When building an IT services portfolio, there’s no one-size-fits-all formula that can guarantee success. Instead, you must understand the various pricing options available to you. Examine the solutions in your technology stack, calculating the cost of delivering goods and services to clients, and evaluating your target margin and revenue goals. Only after completing this analysis can you identify which of the following models is the right fit for your business:
Managed Services Pricing Models
Although many different models exist for pricing your managed services, the five most common approaches we see today are tiered, a la carte, all-inclusive, per device and per user. According to a recent survey we conducted with Spiceworks, here's a breakdown of each model's adoption rate among MSPs:
- Tiered: 51 percent
- A la carte: 59 percent
- All-inclusive: 61 percent
- Per device: 49 percent
- Per user: 43 percent
Note: Study findings indicated a significant amount of overlap between each.
So what do these pricing models look like?
In a tiered pricing model, providers present a series of packages or service levels to potential customers—bronze, silver and platinum, for instance—each of which comes with its own solutions, services and support. This model helps make profit predictable, as MSPs can effectively calculate the cost of solutions, labor and service delivery at each tier before setting prices. Depending on your client base, however, SMBs may only be interested in one or two components of your offering. With this pricing approach, you run the risk of losing the sale should clients feel they’d have to pay for things they don’t want or need.
A La Carte
A la carte pricing allows customers to piece together a service agreement based on only those products and offerings they’re interested in. This model allows for the greatest level of flexibility and client customization, but can also be one of the most difficult to manage when it comes to ensuring margins are healthy and costs are accurately calculated.

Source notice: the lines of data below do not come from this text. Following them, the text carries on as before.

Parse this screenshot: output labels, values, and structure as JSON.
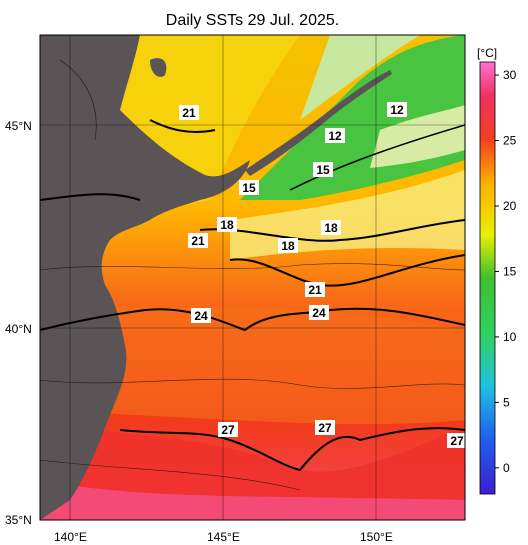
{
  "title": "Daily SSTs 29 Jul. 2025.",
  "lat_labels": [
    "45°N",
    "40°N",
    "35°N"
  ],
  "lon_labels": [
    "140°E",
    "145°E",
    "150°E"
  ],
  "colorbar": {
    "unit": "[°C]",
    "ticks": [
      "30",
      "25",
      "20",
      "15",
      "10",
      "5",
      "0"
    ],
    "range": [
      -2,
      31
    ]
  },
  "contour_labels": [
    "21",
    "12",
    "12",
    "15",
    "15",
    "18",
    "21",
    "18",
    "18",
    "21",
    "24",
    "24",
    "27",
    "27",
    "27"
  ],
  "colors": {
    "land": "#5a5456",
    "warm": "#f2401a",
    "hot": "#ff66b4",
    "yellow": "#f5d400",
    "green": "#3fbf3f"
  }
}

This pricing model offers a flat fee for all services that are included, and focuses on selling the total experience in one cost. Rather than offering multiple purchase tiers or a la carte options, the offering or package is often one-size-fits-all and is completely standardized. While this is not always the surest approach, “all or nothing” can be appealing as it often warrants a premium price tag.
This is a simple pricing model that requires users to pay a flat rate for each device (desktop, server, smartphone or tablet, etc.) being supported by the MSP. Per device pricing can be attractive for MSPs who can bill for every supported device (regardless of the number of employees or users) and easily add or remove devices from your plan. Still, be careful and ensure pricing is set appropriately for each device type.
With this pricing model, clients are offered a flat rate for each user or employee at an organization, regardless of the number of devices each person uses. Per user pricing can simplify the billing process and is appealing to clients, but as the average number of devices per user continues to grow, MSPs must be mindful that margins don’t suffer over time.
How to Have the Pricing Conversation with Former Break/Fix Clients
You may be new to the MSP game. If you’re transitioning from a break/fix model, converting your old clients can often be challenging, but worth it in the end. Save all your invoices for those tough-to-convert existing clients. Add up all the capital expenses that were paid over the course of one, two or three years. Then, propose your managed services contract, expressing that with it, clients' capital expenditure can be a more budget-friendly operating expense. And to nurture existing relationships, consider offering a price-break as well. Keeping a record of past invoices and taking these steps will go a long way towards securing a winning bid or switching existing clients over.
There’s no denying that as today’s technology and managed services landscape continue to evolve, so do best practices surrounding how to effectively price managed IT services. This may only be the beginning for many of you, but understanding pricing is an essential step in maximizing your margins and promoting future growth as an MSP.